Yang jelas, melalui tipe kesadaran refleksif, warga biasa akan menarik diri dari kolam keseharian yang rutin dan membenamkan "sikap kritisnya". Pada saat bersamaan, dia juga berusaha untuk keluar dari penjelasan yang berulang dari pihak-pihak yang otoritatif.
Inilah dua moment pergerakan kesadaran yang saya jumpai dalam cerita dengan warga biasa. Kasusnya adalah layanan sehari gelap-sehari terang PLN yang saya temukan di Mendawai, Kabupaten Kasongan, Kalimantan Tengah.

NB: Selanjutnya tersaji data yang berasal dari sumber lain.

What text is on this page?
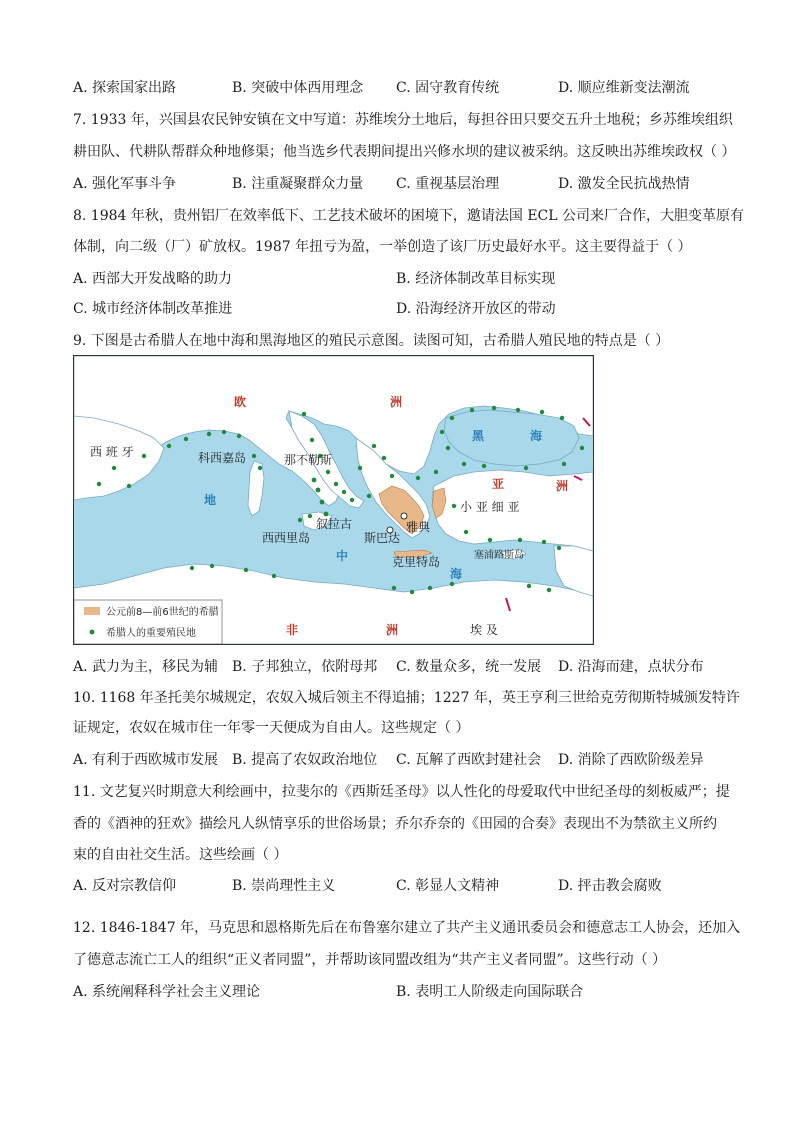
A. 探索国家出路	B. 突破中体西用理念 C. 固守教育传统	D. 顺应维新变法潮流
7. 1933 年，兴国县农民钟安镇在文中写道：苏维埃分土地后，每担谷田只要交五升土地税；乡苏维埃组织
耕田队、代耕队帮群众种地修渠；他当选乡代表期间提出兴修水坝的建议被采纳。这反映出苏维埃政权（ ）
A. 强化军事斗争	B. 注重凝聚群众力量 C. 重视基层治理	D. 激发全民抗战热情
8. 1984 年秋，贵州铝厂在效率低下、工艺技术破坏的困境下，邀请法国 ECL 公司来厂合作，大胆变革原有
体制，向二级（厂）矿放权。1987 年扭亏为盈，一举创造了该厂历史最好水平。这主要得益于（ ）
A. 西部大开发战略的助力	B. 经济体制改革目标实现
C. 城市经济体制改革推进	D. 沿海经济开放区的带动
9. 下图是古希腊人在地中海和黑海地区的殖民示意图。读图可知，古希腊人殖民地的特点是（ ）
欧	洲
西 班 牙	科西嘉岛	那不勒斯
黑	海
亚	洲
小 亚 细 亚
地
中
海
叙拉古	雅典
西西里岛	斯巴达
克里特岛	塞浦路斯岛
非	洲	埃 及
公元前8—前6世纪的希腊
希腊人的重要殖民地
A. 武力为主，移民为辅 B. 子邦独立，依附母邦 C. 数量众多，统一发展 D. 沿海而建，点状分布
10. 1168 年圣托美尔城规定，农奴入城后领主不得追捕；1227 年，英王亨利三世给克劳彻斯特城颁发特许
证规定，农奴在城市住一年零一天便成为自由人。这些规定（ ）
A. 有利于西欧城市发展 B. 提高了农奴政治地位 C. 瓦解了西欧封建社会 D. 消除了西欧阶级差异
11. 文艺复兴时期意大利绘画中，拉斐尔的《西斯廷圣母》以人性化的母爱取代中世纪圣母的刻板威严；提
香的《酒神的狂欢》描绘凡人纵情享乐的世俗场景；乔尔乔奈的《田园的合奏》表现出不为禁欲主义所约
束的自由社交生活。这些绘画（ ）
A. 反对宗教信仰	B. 崇尚理性主义	C. 彰显人文精神	D. 抨击教会腐败
12. 1846-1847 年，马克思和恩格斯先后在布鲁塞尔建立了共产主义通讯委员会和德意志工人协会，还加入
了德意志流亡工人的组织“正义者同盟”，并帮助该同盟改组为“共产主义者同盟”。这些行动（ ）
A. 系统阐释科学社会主义理论	B. 表明工人阶级走向国际联合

Pada mulanya, layanan sehari gelap, sehari terang, saya menjumpai tipe kesadaran praktis yang pertama. Yakni cenderung menerima kondisi tersebut tanpa menggugat. Perulangan kondisi layanan dimaknai sebagai sudah begitu adanya, ada toleransi. Perlahan, karena dibenturkan terus dengan kondisi yang sama yang kemudian menimbulkan gangguan pada pemenuhan kebutuhan, kesadaran tersebut bergerak menuju moment refleksif : mulai memeriksa sebab-sebab layanan listrik menjadi minimalis. Toleransi mengalami defisit.

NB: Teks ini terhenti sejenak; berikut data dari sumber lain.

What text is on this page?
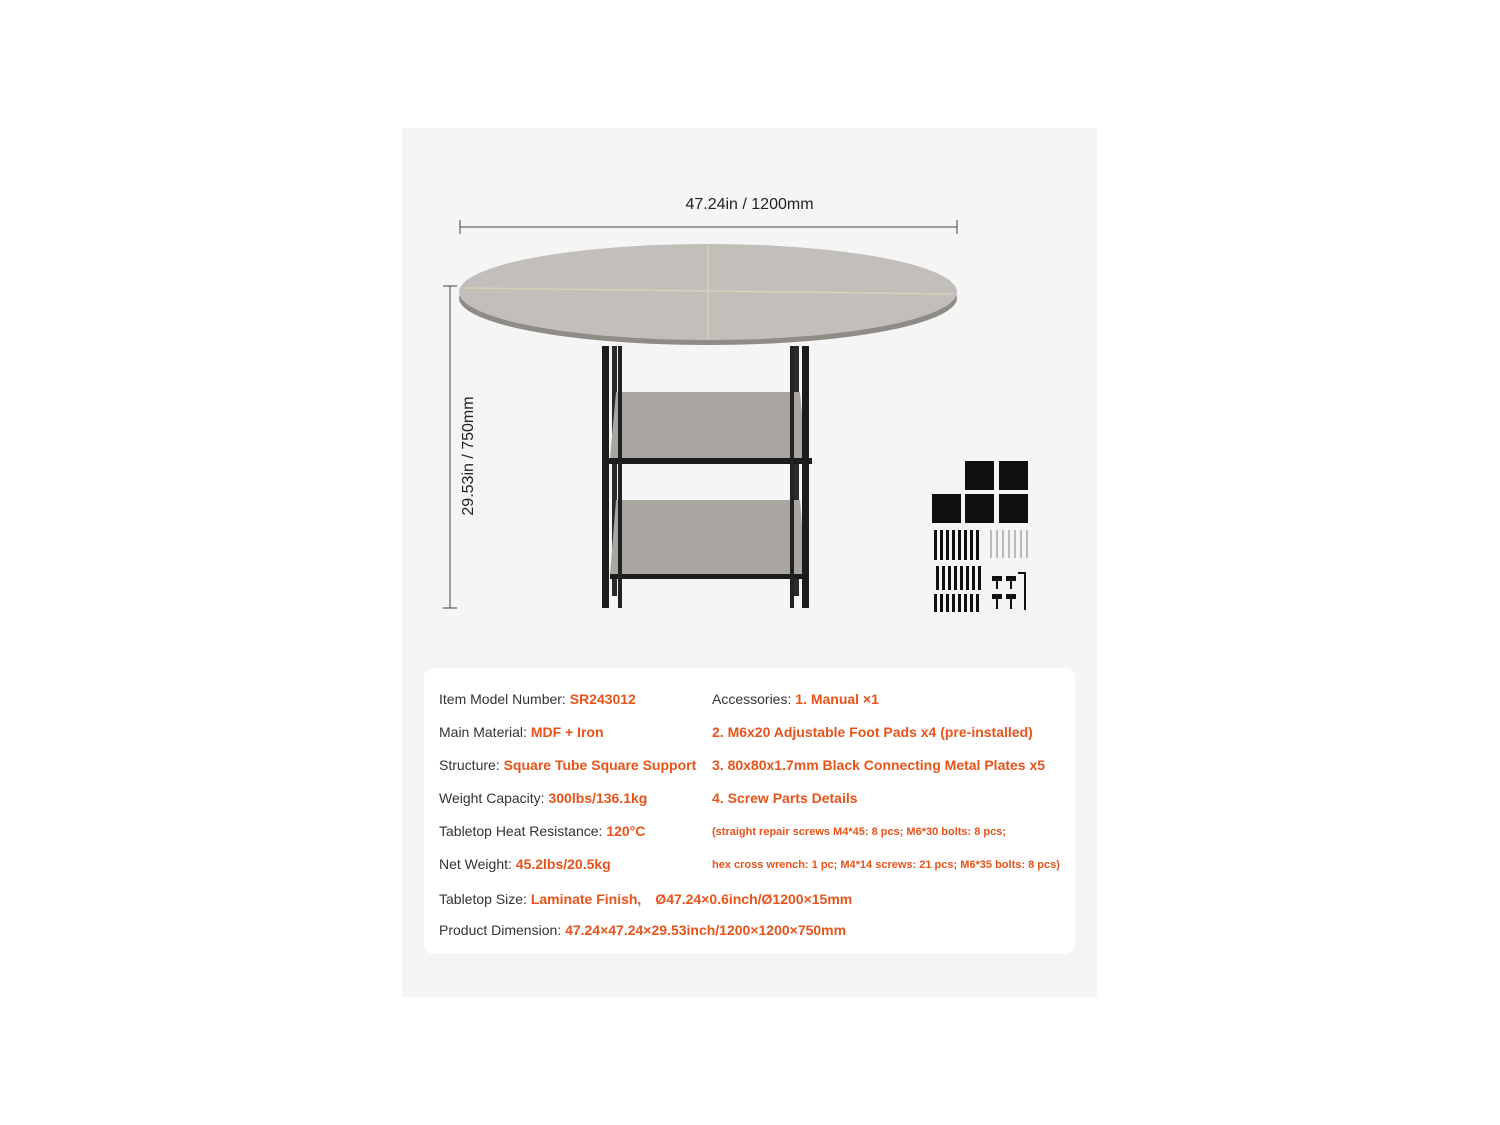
47.24in / 1200mm
29.53in / 750mm
Item Model Number: SR243012
Main Material: MDF + Iron
Structure: Square Tube Square Support
Weight Capacity: 300lbs/136.1kg
Tabletop Heat Resistance: 120°C
Net Weight: 45.2lbs/20.5kg
Tabletop Size: Laminate Finish,　Ø47.24×0.6inch/Ø1200×15mm
Product Dimension: 47.24×47.24×29.53inch/1200×1200×750mm
Accessories: 1. Manual ×1
2. M6x20 Adjustable Foot Pads x4 (pre-installed)
3. 80x80x1.7mm Black Connecting Metal Plates x5
4. Screw Parts Details
(straight repair screws M4*45: 8 pcs; M6*30 bolts: 8 pcs;
hex cross wrench: 1 pc; M4*14 screws: 21 pcs; M6*35 bolts: 8 pcs)
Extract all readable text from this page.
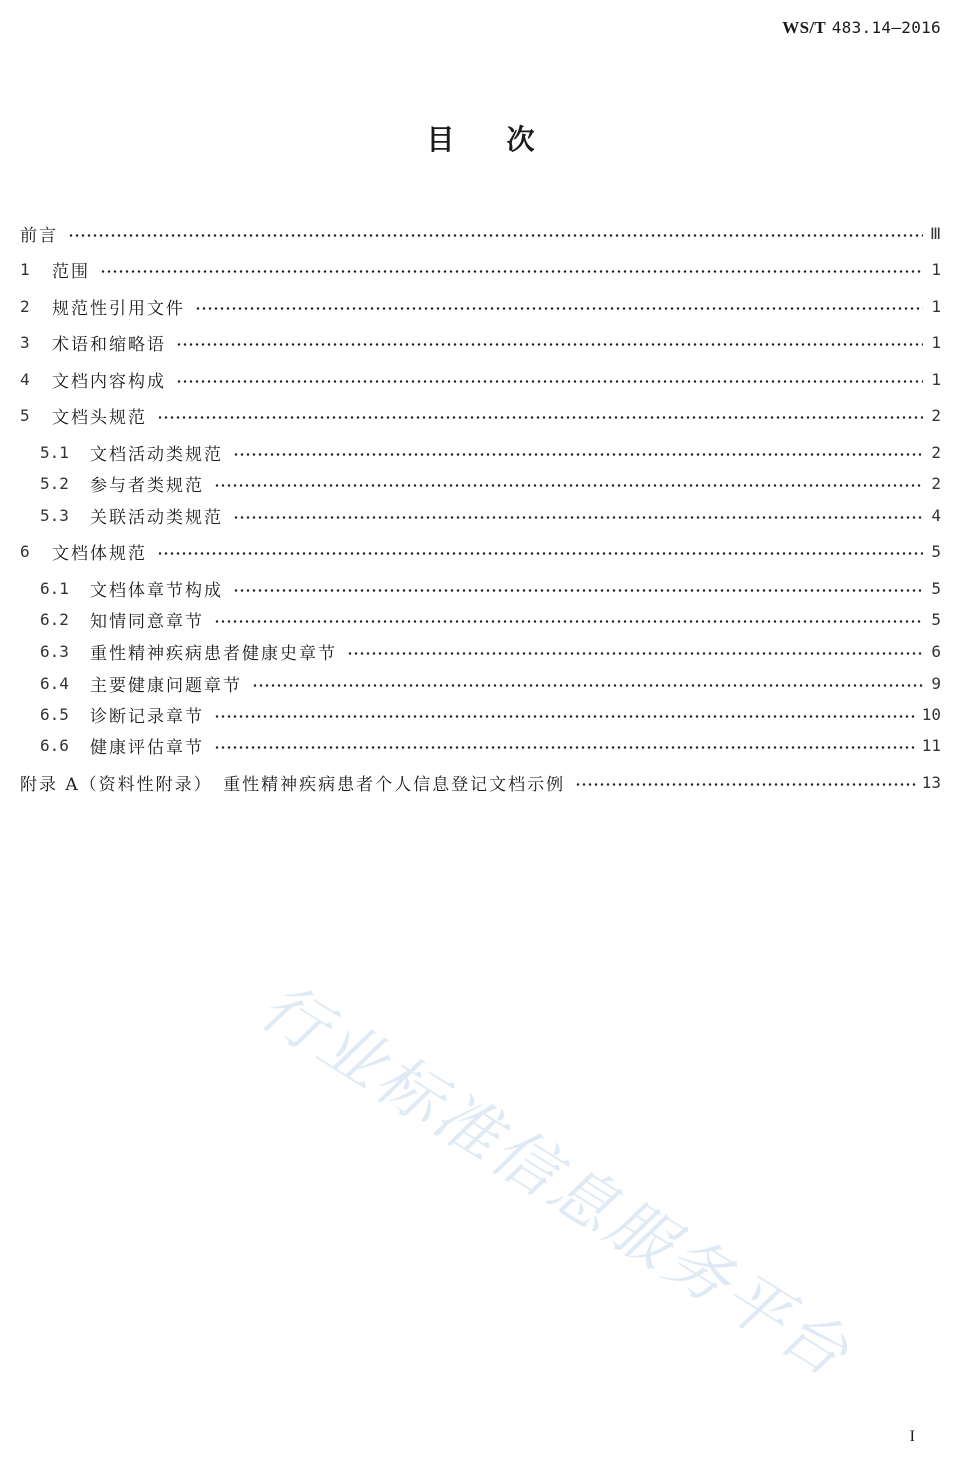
WS/T 483.14—2016
目 次
前言	Ⅲ
1	范围	1
2	规范性引用文件	1
3	术语和缩略语	1
4	文档内容构成	1
5	文档头规范	2
5.1	文档活动类规范	2
5.2	参与者类规范	2
5.3	关联活动类规范	4
6	文档体规范	5
6.1	文档体章节构成	5
6.2	知情同意章节	5
6.3	重性精神疾病患者健康史章节	6
6.4	主要健康问题章节	9
6.5	诊断记录章节	10
6.6	健康评估章节	11
附录 A（资料性附录）　重性精神疾病患者个人信息登记文档示例	13
行业标准信息服务平台
I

Disini, saya tidak bicara benar dan salah dari tipe kesadaran praktis dan kesadaran refleksif warga biasa. Saya bicara tentang kondisi yang melahirkannya. Penting dicatat juga jika pergerakan kesadaran tadi tidak dipicu oleh "aksi politis dari pihak ketiga". Jadi tidak ada advokasi yang dilakukan lembaga dari luar desa yang mengkatalisasi gerak kesadaran tersebut.
Dua jenis kesadaran inilah, dalam hidup sehari-hari, mengingatkan pada  Anthony Giddens, sosiolog berkebangsaan Inggris yang terkenal dengan teori strukturasi, sebuah teori yang berusaha menjembatani perdebatan antara kesadaran dan struktur, individu dan masyarakat.
Pergerakan dinamis kesadaran warga yang seperti ini dapat terjadi pada banyak kasus layanan publik pemerintah terhadap warga negara. Layanan listrik minimalis sebagai perilaku layanan yang terpola dengan segala justifikasi yang melindunginya tidak sepenuh dapat menjadi kekuatan obyektif yang mendisiplinkan kesadaran warga. Sebaliknya, kondisi terpola  dalam layanan listrik tersebut perlahan-lahan mendorong bertumbuhnya kesadaran refleksif yang balik mempertanyakan.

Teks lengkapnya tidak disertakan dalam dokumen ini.